[Sca-cooks] Requirements for a Laurel
Jeff Gedney
gedney1 at iconn.net
Fri Apr 9 08:20:19 PDT 2004
Thank you Kiri and all others who have responded to my query.
You are all very kind.
I DO share the fruits of my research at every opportunity I can
when I am not prevented by attacks of mundane life.
As far as contests go, I do not participate in them. They dont
feel natural, and I feel that there is something inherently
antithetical to the nature of research and information sharing
to make a contest out of it.
I teach regularly, and do so often at Pennsic.
Unfortunately, my research topic (maritime life and ships) is
generally not something that is easily displayable, since my
topic is something rather difficult to make a set "display"
from.
I am currently writing a CA, but that project has been on hold
pending my ascertaining the original sources of the
Illustrations I am using so that I can credit them correctly.
I just have not had the time/mental energy to do that.
Maye I'll do a couple of TI articles to get into the swing of
things... Do they even still publish TI?
Publishing opportunities are pretty few in my kingdom (East).

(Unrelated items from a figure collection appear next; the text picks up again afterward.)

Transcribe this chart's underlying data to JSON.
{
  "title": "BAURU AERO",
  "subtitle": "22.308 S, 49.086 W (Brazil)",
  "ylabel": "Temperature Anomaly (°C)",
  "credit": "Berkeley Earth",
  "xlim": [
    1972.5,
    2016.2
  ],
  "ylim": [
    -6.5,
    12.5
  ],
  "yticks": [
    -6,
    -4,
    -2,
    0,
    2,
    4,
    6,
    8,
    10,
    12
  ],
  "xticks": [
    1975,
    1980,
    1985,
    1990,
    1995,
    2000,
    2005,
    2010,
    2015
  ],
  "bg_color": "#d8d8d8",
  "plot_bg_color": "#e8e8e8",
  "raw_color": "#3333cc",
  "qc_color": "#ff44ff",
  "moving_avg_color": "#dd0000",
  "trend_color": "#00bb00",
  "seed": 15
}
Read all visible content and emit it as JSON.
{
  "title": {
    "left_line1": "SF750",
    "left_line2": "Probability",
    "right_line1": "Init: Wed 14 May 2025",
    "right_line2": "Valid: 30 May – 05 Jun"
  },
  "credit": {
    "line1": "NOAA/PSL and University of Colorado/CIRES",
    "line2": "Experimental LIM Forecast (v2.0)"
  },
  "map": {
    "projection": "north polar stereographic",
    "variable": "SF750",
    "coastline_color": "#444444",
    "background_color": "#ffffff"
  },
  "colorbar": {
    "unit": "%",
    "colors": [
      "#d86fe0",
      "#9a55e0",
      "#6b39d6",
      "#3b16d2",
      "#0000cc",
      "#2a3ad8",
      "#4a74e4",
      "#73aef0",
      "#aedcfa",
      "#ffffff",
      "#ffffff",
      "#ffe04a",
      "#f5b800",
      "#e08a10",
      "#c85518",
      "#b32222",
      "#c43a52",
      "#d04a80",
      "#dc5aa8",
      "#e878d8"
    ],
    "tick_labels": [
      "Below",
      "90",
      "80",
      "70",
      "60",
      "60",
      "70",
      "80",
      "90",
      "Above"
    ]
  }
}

We dont have an Arts/Sci newsletter that I am aware of.
I am the Eastern Patron of the nautical guild, and I do answer
questions on nautical subjects with regularity, and am known in
several kingdoms for my ability with the topic.
I receive questions regularly from all over the known world and
am partly serving as a technical resource for a graphic novel.

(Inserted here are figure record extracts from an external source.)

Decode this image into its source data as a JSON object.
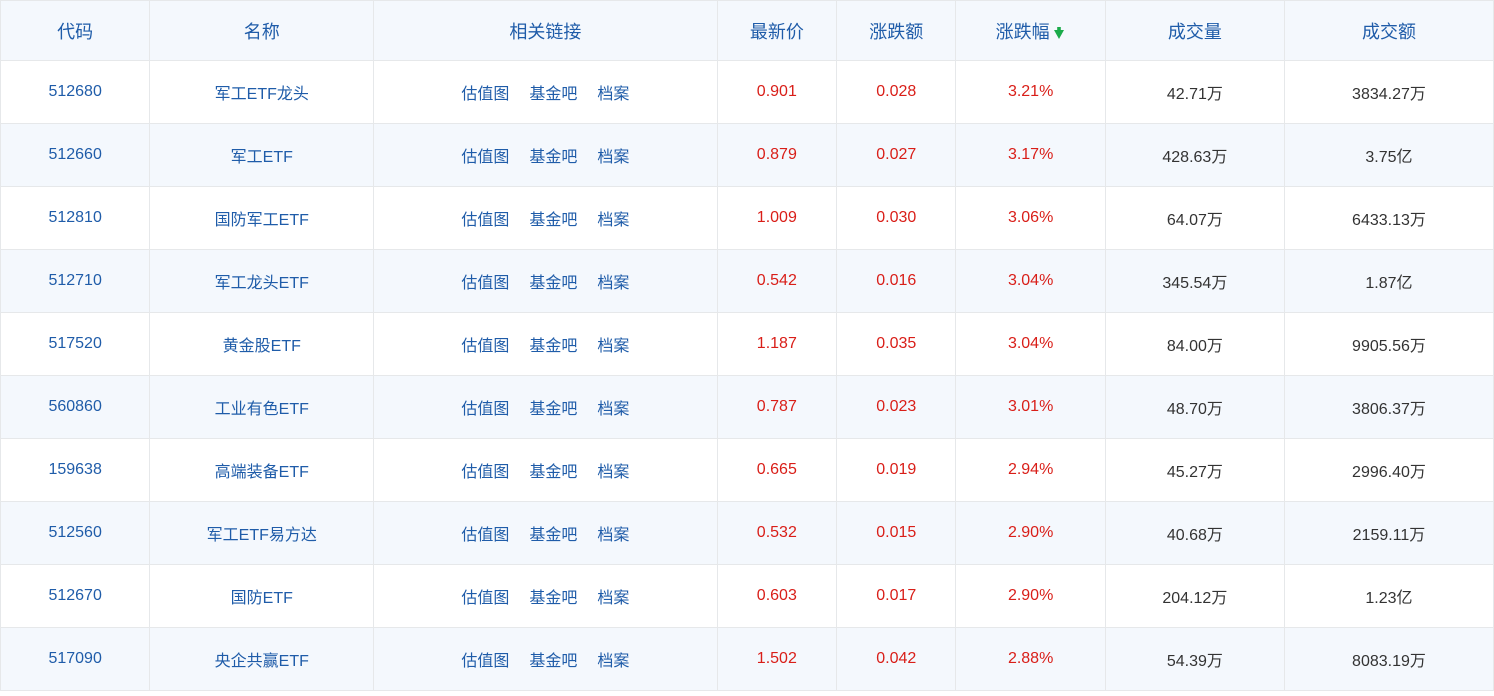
{
  "headers": {
    "code": "代码",
    "name": "名称",
    "links": "相关链接",
    "price": "最新价",
    "change": "涨跌额",
    "change_pct": "涨跌幅",
    "volume": "成交量",
    "turnover": "成交额"
  },
  "link_labels": {
    "valuation": "估值图",
    "forum": "基金吧",
    "profile": "档案"
  },
  "sort_indicator": {
    "column": "change_pct",
    "direction": "down",
    "color": "#1aab4a"
  },
  "colors": {
    "header_bg": "#f4f8fd",
    "border": "#e6e8ea",
    "blue": "#1f5ca9",
    "red": "#d91e18",
    "black": "#333333",
    "row_alt_bg": "#f4f8fd"
  },
  "rows": [
    {
      "code": "512680",
      "name": "军工ETF龙头",
      "price": "0.901",
      "change": "0.028",
      "change_pct": "3.21%",
      "volume": "42.71万",
      "turnover": "3834.27万"
    },
    {
      "code": "512660",
      "name": "军工ETF",
      "price": "0.879",
      "change": "0.027",
      "change_pct": "3.17%",
      "volume": "428.63万",
      "turnover": "3.75亿"
    },
    {
      "code": "512810",
      "name": "国防军工ETF",
      "price": "1.009",
      "change": "0.030",
      "change_pct": "3.06%",
      "volume": "64.07万",
      "turnover": "6433.13万"
    },
    {
      "code": "512710",
      "name": "军工龙头ETF",
      "price": "0.542",
      "change": "0.016",
      "change_pct": "3.04%",
      "volume": "345.54万",
      "turnover": "1.87亿"
    },
    {
      "code": "517520",
      "name": "黄金股ETF",
      "price": "1.187",
      "change": "0.035",
      "change_pct": "3.04%",
      "volume": "84.00万",
      "turnover": "9905.56万"
    },
    {
      "code": "560860",
      "name": "工业有色ETF",
      "price": "0.787",
      "change": "0.023",
      "change_pct": "3.01%",
      "volume": "48.70万",
      "turnover": "3806.37万"
    },
    {
      "code": "159638",
      "name": "高端装备ETF",
      "price": "0.665",
      "change": "0.019",
      "change_pct": "2.94%",
      "volume": "45.27万",
      "turnover": "2996.40万"
    },
    {
      "code": "512560",
      "name": "军工ETF易方达",
      "price": "0.532",
      "change": "0.015",
      "change_pct": "2.90%",
      "volume": "40.68万",
      "turnover": "2159.11万"
    },
    {
      "code": "512670",
      "name": "国防ETF",
      "price": "0.603",
      "change": "0.017",
      "change_pct": "2.90%",
      "volume": "204.12万",
      "turnover": "1.23亿"
    },
    {
      "code": "517090",
      "name": "央企共赢ETF",
      "price": "1.502",
      "change": "0.042",
      "change_pct": "2.88%",
      "volume": "54.39万",
      "turnover": "8083.19万"
    }
  ]
}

But with all that, my topic is not very popular in the SCA, and
is often fraught with misunderstanding ("Pyrates") and it is
therefore easily overlooked or outright dismissed ( I have
actually heard said "we dont DO that in the SCA, the SCA is
about Horses and Swords" ).
I really suspect that there are a lot of niches in the SCA
widely overlooked in the Laurelling process. This is not
intentional, I am sure, but more an effect that Laurels, by the
main, are generally wise and will not comment on topics they
feel unqualified with, and therefore "Fabrics Laurels" tend to
protege and help elevate fabrics artisans, etc.

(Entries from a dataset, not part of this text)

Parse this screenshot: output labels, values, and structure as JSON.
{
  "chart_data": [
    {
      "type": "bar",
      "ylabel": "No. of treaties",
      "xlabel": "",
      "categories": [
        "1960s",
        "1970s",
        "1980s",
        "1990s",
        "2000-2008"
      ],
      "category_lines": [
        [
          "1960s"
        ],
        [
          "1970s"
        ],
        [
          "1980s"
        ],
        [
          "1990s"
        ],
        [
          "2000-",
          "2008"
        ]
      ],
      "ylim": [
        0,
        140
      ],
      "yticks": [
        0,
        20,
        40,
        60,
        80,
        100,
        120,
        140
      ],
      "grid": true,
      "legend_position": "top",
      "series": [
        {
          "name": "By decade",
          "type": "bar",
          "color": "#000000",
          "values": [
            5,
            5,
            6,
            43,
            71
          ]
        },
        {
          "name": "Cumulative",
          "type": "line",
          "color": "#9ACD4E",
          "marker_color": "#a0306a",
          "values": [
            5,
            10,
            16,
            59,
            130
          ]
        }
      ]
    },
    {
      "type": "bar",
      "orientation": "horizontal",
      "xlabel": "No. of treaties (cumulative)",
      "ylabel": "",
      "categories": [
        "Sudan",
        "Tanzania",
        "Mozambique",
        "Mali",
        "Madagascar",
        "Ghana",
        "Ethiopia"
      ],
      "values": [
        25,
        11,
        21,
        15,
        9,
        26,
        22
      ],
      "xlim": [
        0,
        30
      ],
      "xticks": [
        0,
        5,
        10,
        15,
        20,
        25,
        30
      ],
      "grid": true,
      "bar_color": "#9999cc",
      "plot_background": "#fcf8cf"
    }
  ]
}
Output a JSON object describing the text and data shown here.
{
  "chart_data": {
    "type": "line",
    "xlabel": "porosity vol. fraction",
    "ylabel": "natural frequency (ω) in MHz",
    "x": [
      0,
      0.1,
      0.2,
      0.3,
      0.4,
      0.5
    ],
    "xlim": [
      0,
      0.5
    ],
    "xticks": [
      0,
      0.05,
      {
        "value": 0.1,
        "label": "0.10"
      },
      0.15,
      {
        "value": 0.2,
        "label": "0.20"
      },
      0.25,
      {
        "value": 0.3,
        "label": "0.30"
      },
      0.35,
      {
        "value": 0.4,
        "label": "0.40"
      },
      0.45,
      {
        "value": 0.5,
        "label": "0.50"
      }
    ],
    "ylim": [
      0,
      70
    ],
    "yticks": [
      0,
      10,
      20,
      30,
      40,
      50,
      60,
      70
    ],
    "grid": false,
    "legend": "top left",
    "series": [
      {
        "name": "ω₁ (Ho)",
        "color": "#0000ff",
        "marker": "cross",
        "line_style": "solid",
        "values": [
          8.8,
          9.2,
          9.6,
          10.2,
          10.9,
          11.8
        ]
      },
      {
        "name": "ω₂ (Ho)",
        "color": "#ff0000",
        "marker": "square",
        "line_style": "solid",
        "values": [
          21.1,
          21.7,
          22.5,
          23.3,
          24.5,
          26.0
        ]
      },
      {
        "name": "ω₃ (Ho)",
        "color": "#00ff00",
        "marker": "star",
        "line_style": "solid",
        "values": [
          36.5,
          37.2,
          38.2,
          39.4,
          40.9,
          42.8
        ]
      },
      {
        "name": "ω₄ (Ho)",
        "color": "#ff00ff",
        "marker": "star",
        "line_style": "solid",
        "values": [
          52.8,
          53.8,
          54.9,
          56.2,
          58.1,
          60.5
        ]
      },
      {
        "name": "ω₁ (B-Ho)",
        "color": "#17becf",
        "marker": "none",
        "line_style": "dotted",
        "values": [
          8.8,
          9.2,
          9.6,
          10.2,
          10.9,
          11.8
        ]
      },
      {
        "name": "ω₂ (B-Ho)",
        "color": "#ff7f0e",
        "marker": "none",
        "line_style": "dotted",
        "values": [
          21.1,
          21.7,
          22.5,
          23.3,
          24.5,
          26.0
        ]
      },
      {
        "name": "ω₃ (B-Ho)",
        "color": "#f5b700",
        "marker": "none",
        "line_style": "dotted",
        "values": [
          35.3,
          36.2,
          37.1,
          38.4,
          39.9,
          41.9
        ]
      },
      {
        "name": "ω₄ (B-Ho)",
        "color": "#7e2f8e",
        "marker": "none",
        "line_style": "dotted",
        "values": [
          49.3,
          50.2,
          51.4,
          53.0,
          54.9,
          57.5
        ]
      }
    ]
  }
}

It is rare to see new sciences get pulled in to the Laurellate
tent(though it DOES happen).
ObFood content:
I created a recipe for "ships biscuit" reconstructed from
numerous sources, including the analysis of existing biscuit
survivals from the Mary Rose wreck.
In Elizabethan England, the Wheat flour was very often extended
with cheaper barley and rye flours and bean and pea meal, as the
purer flours were saved for the nobility. There ar a number of
complaints in the Admiralty records about the substandard flour
used in biscuit supplied to the ships in the Armada blockade,
as well as during the 1540's campaigns in which the Mary Rose
sunk. Sometimes Rice or barley hulls were tossed in to extend
it further ( you can get rice hulls from some Brewer supply
stores) Spent malt after brewing the brewing process is a good
additive, and sweetens the flavor a little, but while period
was not often used in ship's biscuit, it was more valuable to
save for livestock feed than to waste on common sailors!
So to make a period sort of biscuit (there are no existing
recipes), that would have been eaten on, say the Golden Hind:
3 1/2 cups Whole wheat flour
1/2 cup dark Rye flour
4 teaspoons salt
2-2 1/4 cups water
Optional:
replace one cup flour with
3/4 cup dried peas, and
1/4 cup Dried Fava beans, hulled, crushed, and processed as
fine as possible in a blender
(and add a pinch more salt as the starches in the beans will
offset the salt a little).
Preheat oven to 400-450 degrees. (if you have a Pizza stone, or
quarry tiles for baking use them,. you'll get a more "period"
effect.
Mix dry ingredients, and then gradually knead in enough water to
make a dough. It should not stick to hands and rolling pins.
Roll to 1/4 to 3/8 inches thick ( no more than twice the
thickness
of a pie crust), and, using an empty coffee can, cut out dough
into rounds.
using the end of a wooden spoon, press six or seven holes all
the way through the dough, one in the center, and the rest
evenly in a circle around that (half way from the center to the
edges). place directly on the hot oven stone, or on an
ungreased cookie sheets, into hot oven. And bake 20 - thirty
minutes.
They should not burn on the bottom.
Take them out and let them cool a little on a rack or on towels,
while the rest of the batch bakes.
Put racks back in oven, and set the temperature down to 250-255
Cook a one to two hours or until the biscuit is evenly light brown
all the way through.
It should not be crumbly, but dry as the captain's humor, and hard
as a bosun's fist.
Place twenty or so to a burlap sack, and tie shut, and stuff as
many sacks as you can into clean drycasks, and seal.
According to the results of some experiments done with this
recipe, the result is best described as "wheat jerky", and even
after soaking the texture is pretty close to wet leather.